In this interview, our reporter NELLIE JOBO engages CHRIS TUKULA director of assets declarations, who is also an accomplished legal and corporate governance practitioner, to give an update on progress on assets declarations and explain the effectiveness of public officers declaring their assets before and after occupying office. Excerpt:
How effective has the Office of the Director of Assets Declaration been in curbing corruption since its establishment?
Admittedly, curbing corruption is a multi-faceted long-term process. In that regard we may need more time than just the two years that the office has been in existence to accurately assess the efficacy of the office in fighting such a complex phenomenon. However, significant strides have been made towards that goal and I can safely affirm that the office has added a useful tool to the broader anti-corruption drive by enhancing transparency and accountability of public officers. The biggest benefit so far, is that the office has institutionalized the personal scrutiny of public officers who manage and make decisions impacting on public funds by providing a ready platform for analysing their assets and identifying illicit accumulation of wealth. For the first time in the history of this country we now have a data base of about 12 000 declarations filed by public officers explaining their assets, liabilities and business interests.
To the extent that the office is able to mobilise the receipt of these declarations and meet the demand for access to the documents from the media, the civil society, law enforcement agencies and even the general public, we are on course in the promotion of transparency and accountability in the public service and by extension in the fight against corruption.
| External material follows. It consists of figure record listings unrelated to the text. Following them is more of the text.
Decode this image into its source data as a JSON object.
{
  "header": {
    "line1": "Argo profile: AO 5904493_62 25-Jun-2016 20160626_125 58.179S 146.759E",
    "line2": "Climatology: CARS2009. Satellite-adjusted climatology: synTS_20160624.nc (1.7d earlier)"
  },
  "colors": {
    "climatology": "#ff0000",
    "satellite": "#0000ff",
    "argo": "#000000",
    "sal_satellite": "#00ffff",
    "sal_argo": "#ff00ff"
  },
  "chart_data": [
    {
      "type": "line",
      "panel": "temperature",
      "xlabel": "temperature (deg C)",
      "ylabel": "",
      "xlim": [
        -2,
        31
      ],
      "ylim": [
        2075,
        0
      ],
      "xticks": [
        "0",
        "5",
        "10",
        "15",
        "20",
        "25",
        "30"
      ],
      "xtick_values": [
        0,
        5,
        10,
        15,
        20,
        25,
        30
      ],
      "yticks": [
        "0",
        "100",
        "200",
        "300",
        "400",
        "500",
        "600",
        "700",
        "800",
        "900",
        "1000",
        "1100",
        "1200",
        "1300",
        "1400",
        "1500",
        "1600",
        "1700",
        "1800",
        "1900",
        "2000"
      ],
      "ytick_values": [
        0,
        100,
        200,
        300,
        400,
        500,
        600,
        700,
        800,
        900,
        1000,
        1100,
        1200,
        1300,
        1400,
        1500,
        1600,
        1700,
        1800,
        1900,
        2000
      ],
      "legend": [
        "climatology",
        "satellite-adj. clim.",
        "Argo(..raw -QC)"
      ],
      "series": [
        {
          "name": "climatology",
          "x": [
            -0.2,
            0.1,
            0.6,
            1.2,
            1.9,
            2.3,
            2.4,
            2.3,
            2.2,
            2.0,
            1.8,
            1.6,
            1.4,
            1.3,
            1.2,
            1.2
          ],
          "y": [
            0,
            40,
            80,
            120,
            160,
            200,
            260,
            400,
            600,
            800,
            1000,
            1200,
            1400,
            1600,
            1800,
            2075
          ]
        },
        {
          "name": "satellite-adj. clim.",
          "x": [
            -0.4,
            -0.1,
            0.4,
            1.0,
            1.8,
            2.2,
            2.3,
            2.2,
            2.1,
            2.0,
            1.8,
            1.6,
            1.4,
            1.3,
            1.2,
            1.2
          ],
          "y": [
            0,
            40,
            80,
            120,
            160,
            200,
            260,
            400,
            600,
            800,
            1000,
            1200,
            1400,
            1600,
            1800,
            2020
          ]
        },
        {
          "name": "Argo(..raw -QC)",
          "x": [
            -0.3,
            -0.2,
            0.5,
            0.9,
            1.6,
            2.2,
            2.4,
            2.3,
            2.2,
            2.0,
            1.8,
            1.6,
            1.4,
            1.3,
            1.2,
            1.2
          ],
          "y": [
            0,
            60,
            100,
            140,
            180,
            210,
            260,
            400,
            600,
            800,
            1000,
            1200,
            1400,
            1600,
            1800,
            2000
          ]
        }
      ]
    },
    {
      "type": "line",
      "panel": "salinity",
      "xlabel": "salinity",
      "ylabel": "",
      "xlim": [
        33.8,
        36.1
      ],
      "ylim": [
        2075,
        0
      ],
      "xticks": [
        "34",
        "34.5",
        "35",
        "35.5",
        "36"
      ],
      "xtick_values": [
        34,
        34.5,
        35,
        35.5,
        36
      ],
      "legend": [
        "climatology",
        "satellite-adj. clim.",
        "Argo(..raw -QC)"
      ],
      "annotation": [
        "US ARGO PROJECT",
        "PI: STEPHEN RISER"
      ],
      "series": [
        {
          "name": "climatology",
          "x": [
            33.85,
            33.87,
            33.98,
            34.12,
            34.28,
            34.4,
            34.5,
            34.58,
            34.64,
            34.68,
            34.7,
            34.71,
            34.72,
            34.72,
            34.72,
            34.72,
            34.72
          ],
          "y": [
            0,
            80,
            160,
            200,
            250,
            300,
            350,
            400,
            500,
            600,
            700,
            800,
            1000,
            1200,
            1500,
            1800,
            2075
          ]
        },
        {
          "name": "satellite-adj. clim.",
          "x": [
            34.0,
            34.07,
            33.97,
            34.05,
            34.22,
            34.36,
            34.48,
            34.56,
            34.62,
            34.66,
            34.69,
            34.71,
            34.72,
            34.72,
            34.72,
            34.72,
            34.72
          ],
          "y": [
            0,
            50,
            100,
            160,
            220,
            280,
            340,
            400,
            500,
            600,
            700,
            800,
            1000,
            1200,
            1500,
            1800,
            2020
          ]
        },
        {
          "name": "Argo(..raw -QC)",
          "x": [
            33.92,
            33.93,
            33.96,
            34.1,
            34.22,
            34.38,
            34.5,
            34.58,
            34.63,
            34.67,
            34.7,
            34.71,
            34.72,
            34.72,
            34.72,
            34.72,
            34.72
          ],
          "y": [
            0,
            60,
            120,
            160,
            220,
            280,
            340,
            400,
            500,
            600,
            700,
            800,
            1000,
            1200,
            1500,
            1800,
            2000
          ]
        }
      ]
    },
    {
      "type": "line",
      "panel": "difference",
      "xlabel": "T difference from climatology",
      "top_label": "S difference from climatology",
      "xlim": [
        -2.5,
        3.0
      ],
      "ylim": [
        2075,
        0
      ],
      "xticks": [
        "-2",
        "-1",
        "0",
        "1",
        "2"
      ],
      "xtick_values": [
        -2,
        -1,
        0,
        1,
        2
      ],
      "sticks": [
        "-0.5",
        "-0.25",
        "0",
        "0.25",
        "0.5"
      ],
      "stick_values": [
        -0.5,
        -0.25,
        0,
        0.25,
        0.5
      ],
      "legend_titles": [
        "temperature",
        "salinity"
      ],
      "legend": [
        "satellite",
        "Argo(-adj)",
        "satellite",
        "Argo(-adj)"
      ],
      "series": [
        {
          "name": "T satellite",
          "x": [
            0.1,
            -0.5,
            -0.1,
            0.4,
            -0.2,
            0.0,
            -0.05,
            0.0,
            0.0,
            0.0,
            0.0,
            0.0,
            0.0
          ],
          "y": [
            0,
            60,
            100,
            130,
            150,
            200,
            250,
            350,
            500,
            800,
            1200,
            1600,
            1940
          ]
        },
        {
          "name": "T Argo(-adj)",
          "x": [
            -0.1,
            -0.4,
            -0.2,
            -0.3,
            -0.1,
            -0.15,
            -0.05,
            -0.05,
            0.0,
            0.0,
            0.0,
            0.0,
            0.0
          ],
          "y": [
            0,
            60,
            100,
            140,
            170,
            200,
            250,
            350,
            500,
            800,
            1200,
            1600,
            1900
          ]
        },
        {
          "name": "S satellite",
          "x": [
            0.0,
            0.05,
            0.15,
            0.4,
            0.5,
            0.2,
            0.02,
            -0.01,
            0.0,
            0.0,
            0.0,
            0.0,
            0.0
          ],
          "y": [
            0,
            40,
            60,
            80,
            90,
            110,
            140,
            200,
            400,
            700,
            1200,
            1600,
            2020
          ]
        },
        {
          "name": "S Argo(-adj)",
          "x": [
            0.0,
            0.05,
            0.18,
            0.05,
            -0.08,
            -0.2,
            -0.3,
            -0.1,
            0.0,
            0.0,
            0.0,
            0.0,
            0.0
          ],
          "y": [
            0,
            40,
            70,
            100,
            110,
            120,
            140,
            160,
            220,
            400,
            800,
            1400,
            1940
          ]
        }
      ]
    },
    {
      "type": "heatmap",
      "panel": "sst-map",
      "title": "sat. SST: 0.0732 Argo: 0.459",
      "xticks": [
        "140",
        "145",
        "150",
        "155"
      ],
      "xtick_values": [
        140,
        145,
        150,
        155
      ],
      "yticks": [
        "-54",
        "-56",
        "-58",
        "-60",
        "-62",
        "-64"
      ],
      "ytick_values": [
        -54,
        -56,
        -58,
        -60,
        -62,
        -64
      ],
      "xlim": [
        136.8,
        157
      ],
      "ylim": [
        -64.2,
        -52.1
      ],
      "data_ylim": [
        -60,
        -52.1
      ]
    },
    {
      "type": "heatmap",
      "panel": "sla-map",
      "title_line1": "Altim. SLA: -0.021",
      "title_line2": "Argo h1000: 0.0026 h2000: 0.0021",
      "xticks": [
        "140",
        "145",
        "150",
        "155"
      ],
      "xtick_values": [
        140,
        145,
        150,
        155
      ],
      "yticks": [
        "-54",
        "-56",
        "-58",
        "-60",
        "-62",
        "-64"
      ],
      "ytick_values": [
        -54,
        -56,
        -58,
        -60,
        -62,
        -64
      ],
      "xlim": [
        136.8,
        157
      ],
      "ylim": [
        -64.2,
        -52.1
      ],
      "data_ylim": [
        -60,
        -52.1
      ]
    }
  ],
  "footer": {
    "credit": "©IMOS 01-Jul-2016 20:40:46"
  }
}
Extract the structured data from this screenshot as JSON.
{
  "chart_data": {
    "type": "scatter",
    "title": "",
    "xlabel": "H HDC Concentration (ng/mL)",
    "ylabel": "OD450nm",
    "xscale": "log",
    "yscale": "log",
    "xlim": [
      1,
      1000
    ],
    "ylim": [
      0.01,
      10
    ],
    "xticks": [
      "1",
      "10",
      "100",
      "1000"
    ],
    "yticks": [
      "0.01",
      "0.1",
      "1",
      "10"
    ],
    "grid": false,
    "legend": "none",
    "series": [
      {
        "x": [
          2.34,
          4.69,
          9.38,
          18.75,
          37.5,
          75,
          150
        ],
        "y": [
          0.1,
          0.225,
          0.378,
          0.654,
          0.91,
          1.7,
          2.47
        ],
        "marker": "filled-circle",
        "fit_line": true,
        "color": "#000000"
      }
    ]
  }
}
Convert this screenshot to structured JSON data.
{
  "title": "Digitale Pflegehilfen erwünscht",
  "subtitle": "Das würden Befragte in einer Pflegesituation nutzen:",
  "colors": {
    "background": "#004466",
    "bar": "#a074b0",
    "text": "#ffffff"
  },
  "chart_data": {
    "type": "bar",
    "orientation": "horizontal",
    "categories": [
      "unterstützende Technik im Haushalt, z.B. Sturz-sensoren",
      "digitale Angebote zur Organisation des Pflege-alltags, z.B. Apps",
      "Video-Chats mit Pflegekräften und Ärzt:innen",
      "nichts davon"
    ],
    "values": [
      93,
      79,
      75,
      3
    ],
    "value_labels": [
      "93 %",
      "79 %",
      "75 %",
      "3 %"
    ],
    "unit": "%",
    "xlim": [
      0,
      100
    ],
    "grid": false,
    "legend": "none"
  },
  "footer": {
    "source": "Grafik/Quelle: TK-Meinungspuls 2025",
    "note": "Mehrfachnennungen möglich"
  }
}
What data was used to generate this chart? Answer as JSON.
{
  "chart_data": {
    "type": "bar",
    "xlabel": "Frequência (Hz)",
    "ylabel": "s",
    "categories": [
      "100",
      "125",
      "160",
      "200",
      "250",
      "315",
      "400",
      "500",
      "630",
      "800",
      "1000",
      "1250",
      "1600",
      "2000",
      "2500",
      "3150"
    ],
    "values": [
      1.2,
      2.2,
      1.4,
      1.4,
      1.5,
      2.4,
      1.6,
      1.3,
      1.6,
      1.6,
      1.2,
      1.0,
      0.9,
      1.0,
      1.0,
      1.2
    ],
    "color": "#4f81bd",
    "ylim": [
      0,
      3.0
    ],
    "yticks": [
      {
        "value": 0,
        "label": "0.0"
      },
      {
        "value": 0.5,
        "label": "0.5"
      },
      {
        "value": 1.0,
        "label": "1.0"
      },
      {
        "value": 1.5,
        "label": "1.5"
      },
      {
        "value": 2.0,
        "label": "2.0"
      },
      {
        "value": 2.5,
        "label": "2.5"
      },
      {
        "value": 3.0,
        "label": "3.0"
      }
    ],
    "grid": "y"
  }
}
Malawians, like the rest of the world, can now pride themselves on having a platform for knowing who has what and will be able to track and demand explanations for any unusual wealth accumulation by public officers. In turn, public officers themselves are exercising greater caution in handling public funds, fully knowing they have a duty to explain sources of any wealth accumulation.
At first compliance among public officers was very low almost rendering the office redundant. To what extent has compliance improved and what action are you taking against those who are non-compliant?
The low compliance was largely attributable to low civic education about the asset declaration process. Public officers were either ignorant about the need and procedure for declaring or suspicious of the whole process as a witch hunt exercise. We have been able to reach out to all public sector institutions with briefing meetings and interactive sessions where most of the impeding issues have been demystified and resolved, resulting into a considerable increase in the compliance levels. Challenges still abound and we are still trying to understand the causes for the outstanding pockets of default but overall the compliance rates have tremendously improved. It has been all down to the scaling up of the civic education component. The major problem now appears to be delay in meeting the statutory deadlines as opposed to outright non-compliance. Compliance assessments are currently being done and we are going to make recommendations for sanctioning for all defaulters.
What strategy has the Office of Director of Asset Declaration put in place to ensure accuracy in declared assets, liabilities and business interests?
It is a statutory requirement that all declarations be verified for correctness and accuracy and blatant misrepresentation are sanctioned by criminal prosecution. First and foremost we are educating all public officers through briefing meetings and media notices on the need for honest declarations.
Secondly, we have just commenced the verification of selected declarations as a means of auditing and accrediting the accuracy of the information and this will be done in phases. A thorough verification process shall uncover irregularities requiring further scrutiny by law enforcement agencies or will confirm the correctness of the information. Minor and innocent inaccuracies are being amended in accordance with the law. A report on this exercise will be submitted to Parliament at the end of the financial year.
For failure or refusal of a public officer to declare assets, specifically what measures has the Office of Director of Asset declaration implemented to ensure appropriate punishments and penalties for making inaccurate statements?
Our priority has been to ensure that there is no knowledge gap on the legal requirements and the corresponding sanctions for default before taking errant public officers to book. This was very key to the success of any eventual action as this is a new law. Under the scheme of this law there is a ‘naming and shaming’ component. Currently, comprehensive compliance assessments are being done institution by institution. At the end of it all, we have lined up a publication of all the listed public officers that have filed their declarations in accordance with the law side by side with those that have not for Malawians to know.
Recently, public officers have been embroiled in allegations of fraud and corruption and what role does the directorate play in assisting with such investigations?
Two things. Firstly, our Verification Department has its ears on the ground all the time and we proactively monitor all things involving listed public officers that surface in the public domain. Apart from random sampling, the office does purposive and risk based verifications. All such officers are immediately put on verification to ensure there are no irregularities in their declarations. Any evidence of irregularities triggers recommendations to investigative and prosecutorial authorities.
Secondly, upon request, the office hands over all declarations made by a particular listed public officer who is under investigation or audit to the relevant investigative and audit offices as a way of collaborating and supporting their noble efforts.